Stress-induced dopamine release in human medial prefrontal cortex—18F-Fallypride/PET study in healthy volunteers



Background: In laboratory animals, environmental stressors markedly activate the mesocortical dopamine system. The present study tested whether this occurs in humans. Methods: The effects of a laboratory psychological stressor (Montreal Imaging Stress Task, MIST) on mesocortical dopamine release in healthy young adults (11 males, mean age ± SD, 20.6 ± 2.4 years) was measured using positron emission tomography and [18F]fallypride. Each subject was scanned in two separate days in counterbalanced order: one with the MIST and one with the control task.

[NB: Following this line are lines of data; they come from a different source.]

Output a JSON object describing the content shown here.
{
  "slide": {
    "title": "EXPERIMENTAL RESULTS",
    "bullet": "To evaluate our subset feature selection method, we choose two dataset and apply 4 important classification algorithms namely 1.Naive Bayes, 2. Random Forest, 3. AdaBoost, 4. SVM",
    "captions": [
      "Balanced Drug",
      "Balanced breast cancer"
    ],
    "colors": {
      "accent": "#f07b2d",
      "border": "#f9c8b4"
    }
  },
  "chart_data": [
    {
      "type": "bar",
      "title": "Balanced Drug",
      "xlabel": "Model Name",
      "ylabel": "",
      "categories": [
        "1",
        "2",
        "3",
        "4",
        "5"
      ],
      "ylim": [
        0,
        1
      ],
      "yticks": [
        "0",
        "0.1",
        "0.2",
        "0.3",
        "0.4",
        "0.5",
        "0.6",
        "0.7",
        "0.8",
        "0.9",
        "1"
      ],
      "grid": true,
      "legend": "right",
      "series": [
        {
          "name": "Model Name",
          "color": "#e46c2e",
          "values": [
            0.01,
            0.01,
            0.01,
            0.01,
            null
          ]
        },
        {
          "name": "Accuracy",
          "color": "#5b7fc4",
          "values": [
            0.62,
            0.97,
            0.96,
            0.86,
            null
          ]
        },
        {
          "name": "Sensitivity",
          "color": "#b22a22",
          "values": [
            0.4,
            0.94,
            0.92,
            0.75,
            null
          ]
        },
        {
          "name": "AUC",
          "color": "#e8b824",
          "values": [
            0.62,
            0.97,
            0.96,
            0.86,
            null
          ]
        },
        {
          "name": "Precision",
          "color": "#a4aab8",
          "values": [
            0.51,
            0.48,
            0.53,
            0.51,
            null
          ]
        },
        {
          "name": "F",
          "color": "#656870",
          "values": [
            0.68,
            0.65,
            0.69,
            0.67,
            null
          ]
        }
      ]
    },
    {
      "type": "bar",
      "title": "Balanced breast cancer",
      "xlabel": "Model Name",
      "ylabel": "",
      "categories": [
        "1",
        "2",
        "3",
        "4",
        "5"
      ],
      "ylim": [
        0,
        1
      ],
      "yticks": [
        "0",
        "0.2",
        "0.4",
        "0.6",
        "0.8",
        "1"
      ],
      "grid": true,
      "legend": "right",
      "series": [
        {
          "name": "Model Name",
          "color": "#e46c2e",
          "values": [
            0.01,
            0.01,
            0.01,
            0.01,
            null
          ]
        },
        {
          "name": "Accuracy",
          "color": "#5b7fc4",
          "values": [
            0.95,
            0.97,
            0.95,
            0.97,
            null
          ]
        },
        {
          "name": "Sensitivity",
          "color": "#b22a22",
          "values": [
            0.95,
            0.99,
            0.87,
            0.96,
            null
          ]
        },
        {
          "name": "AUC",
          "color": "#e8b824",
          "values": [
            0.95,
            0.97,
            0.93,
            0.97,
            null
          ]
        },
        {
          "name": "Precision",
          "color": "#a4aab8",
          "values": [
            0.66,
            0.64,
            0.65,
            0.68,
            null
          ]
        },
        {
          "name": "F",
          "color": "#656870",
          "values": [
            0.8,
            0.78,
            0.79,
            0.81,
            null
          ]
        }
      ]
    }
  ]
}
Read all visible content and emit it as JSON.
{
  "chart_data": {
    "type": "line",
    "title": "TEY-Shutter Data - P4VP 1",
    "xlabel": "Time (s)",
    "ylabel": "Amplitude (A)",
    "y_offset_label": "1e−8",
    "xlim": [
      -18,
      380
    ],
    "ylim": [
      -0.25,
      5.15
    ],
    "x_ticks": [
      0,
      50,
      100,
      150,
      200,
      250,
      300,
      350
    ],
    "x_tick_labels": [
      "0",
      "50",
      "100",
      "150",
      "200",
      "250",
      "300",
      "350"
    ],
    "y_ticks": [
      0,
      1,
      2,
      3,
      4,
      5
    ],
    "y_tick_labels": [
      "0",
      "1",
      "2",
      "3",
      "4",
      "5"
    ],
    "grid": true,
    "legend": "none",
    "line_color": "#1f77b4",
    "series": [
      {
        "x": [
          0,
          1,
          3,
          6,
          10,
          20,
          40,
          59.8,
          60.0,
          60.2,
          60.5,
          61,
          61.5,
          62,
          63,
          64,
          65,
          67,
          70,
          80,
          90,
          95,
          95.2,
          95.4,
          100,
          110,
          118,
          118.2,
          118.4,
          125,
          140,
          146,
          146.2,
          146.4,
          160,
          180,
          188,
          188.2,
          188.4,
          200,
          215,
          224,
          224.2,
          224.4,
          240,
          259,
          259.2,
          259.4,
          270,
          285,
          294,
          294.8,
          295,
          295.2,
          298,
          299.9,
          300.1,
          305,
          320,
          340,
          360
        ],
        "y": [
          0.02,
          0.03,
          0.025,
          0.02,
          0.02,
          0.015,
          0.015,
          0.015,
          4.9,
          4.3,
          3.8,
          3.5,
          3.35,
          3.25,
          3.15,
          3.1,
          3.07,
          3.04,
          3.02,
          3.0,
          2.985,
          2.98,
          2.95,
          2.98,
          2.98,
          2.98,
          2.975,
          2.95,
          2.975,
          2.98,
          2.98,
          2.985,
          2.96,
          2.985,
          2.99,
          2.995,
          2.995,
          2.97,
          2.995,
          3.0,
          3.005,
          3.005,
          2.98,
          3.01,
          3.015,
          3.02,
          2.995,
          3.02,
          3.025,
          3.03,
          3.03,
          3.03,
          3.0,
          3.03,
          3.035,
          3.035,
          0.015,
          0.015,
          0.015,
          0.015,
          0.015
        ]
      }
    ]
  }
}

Binding potential (BPND) maps of the whole brain were calculated for each scan, using a simplified reference tissue compartmental model. Then BPND was compared between subjects. Heart rate, galvanic skin response, and salivary cortisol level were measured during the scans. Results: The psychological stressor significantly decreased [18F]fallypride binding values in the dorsal part of the medial prefrontal cortex (dmPFC), corresponding to the rostal part of the cingulate motor zone. The greater the stress-induced decrease in [18F]fallypride binding in the dmPFC, the greater the stress-induced increases in heart rate. Conclusions: The present study provides evidence of stress-induced dopamine release in the mPFC in humans, in vivo. Synapse 67:821–830, 2013. © 2013 Wiley Periodicals, Inc.